Archive for September 3rd, 2014

There’s all kinds of stupid.

Wednesday, September 3rd, 2014

Many of which I have written about here.

But forging a court order in an attempt to get content you don’t like removed is a whole new kind of stupid, even for sleazy telemarketers.

(Is “sleazy telemarketer” redundant?)

Today in journalism fraud.

Wednesday, September 3rd, 2014

I have read and admired a fair amount of William Langewiesche’s work. He did some excellent reporting on Pakistan’s nuclear program, and is one of the better mass-market writers on aviation related subjects.

But.

Some of you may have been following Chevron Corp. v. Donziger. For those who haven’t, briefly: Donziger filed a lawsuit against Chevron in Ecuador alleging that Chevron polluted drilling sites. Donziger won a $19 billion judgment in the Ecuadorian courts, but it turns out that there was massive fraud perpetrated by Donziger and the Ecuadorian courts. Overlawyered has a Chevron tag if you want more details.

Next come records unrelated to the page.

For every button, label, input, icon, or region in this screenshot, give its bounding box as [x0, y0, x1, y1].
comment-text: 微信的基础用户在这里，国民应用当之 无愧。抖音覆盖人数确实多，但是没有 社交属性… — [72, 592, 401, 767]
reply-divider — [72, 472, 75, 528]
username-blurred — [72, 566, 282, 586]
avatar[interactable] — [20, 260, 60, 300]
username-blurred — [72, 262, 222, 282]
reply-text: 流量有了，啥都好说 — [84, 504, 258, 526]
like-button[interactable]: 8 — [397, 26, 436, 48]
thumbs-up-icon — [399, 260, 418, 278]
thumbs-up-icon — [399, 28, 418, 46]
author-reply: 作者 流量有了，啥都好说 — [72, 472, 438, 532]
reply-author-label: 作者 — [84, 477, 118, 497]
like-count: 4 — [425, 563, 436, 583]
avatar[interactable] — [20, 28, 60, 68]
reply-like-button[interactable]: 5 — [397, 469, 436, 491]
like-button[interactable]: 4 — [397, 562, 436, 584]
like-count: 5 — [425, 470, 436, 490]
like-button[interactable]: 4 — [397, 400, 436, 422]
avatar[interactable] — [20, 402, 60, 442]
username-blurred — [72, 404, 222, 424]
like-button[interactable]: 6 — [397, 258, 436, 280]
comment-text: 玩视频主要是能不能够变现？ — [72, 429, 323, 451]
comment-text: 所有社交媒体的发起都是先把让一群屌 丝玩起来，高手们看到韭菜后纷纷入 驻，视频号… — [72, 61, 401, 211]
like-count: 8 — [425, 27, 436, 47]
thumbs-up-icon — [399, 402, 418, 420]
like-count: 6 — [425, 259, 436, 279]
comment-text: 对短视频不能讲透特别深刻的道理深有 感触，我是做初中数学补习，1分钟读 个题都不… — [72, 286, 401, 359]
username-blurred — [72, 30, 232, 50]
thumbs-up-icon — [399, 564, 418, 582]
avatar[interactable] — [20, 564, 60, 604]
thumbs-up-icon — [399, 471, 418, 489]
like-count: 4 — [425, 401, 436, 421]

The point, and I do have one, is: Langewiesche was asked by Vanity Fair to do a story on the suit. (Interesting point: “Donziger’s wife at the time worked in corporate communications at Condé Nast, the magazine’s publisher.“)

Langewiesche did the story.

The piece he produced was extraordinarily sympathetic to the lawsuit, so much so that Donziger himself proclaimed it “the kind of paradigm-shifting, breakthrough article that I think is going to change the entire case from here until it ends in a way that is favorable to us.”

But it wasn’t just “sympathetic”.

The reporter asks Donziger to prepare lists of dozens of questions to be asked of Chevron. And he begs Donziger to help him prepare arguments about why there’s no need for him to do face-to-face interviews with Chevron officials, as they’ve requested, even though he spent days meeting with Donziger and his legal staff.
“I want to avoid a meeting, simply because I do NOT have the time. But I don’t want to go on record refusing a meeting,” writes Langewiesche. “Perhaps I could say that my travel schedule is intense . . . ” He not only submits his emails to Chevron for Donziger’s approval (“What say, Steve. I gotta send this tonight”) and even lets him rewrite them. “Let me know if this works,” Donziger says in a note returning one of them. “I was a little aggressive in the editing.”

Langewiesche also sent Donziger a copy of the story before it was printed. Someone correct me if I’m wrong, but I believe that is a violation of journalism ethics. Especially since

…Chevron did not get to see the story before it went into print, nor submit lists of questions it wanted Langewiesche to ask Donziger. Nor did Chevron get the face-to-face interviews they asked for. Except for a single phone conversation just before the story appeared, Langewiesche insisted all their communication be via email.

And, of course, there were errors. Including one major one: an expert hired by Donziger was quoted as saying cleanup would cost $6 billion.

But the man had repudiated it a full year before the Vanity Fair story appeared, warning Donziger in a letter that the estimate was based on faulty assumptions and was “a ticking time bomb which will come back to bite you, and very badly, if anyone attempts due diligence on it.”

I am looking forward to reading VF‘s response. Certainly, these are just accusations, but they are accusations backed up by Donzinger’s email, which was obtained as part of a court order related to the ongoing fraud case.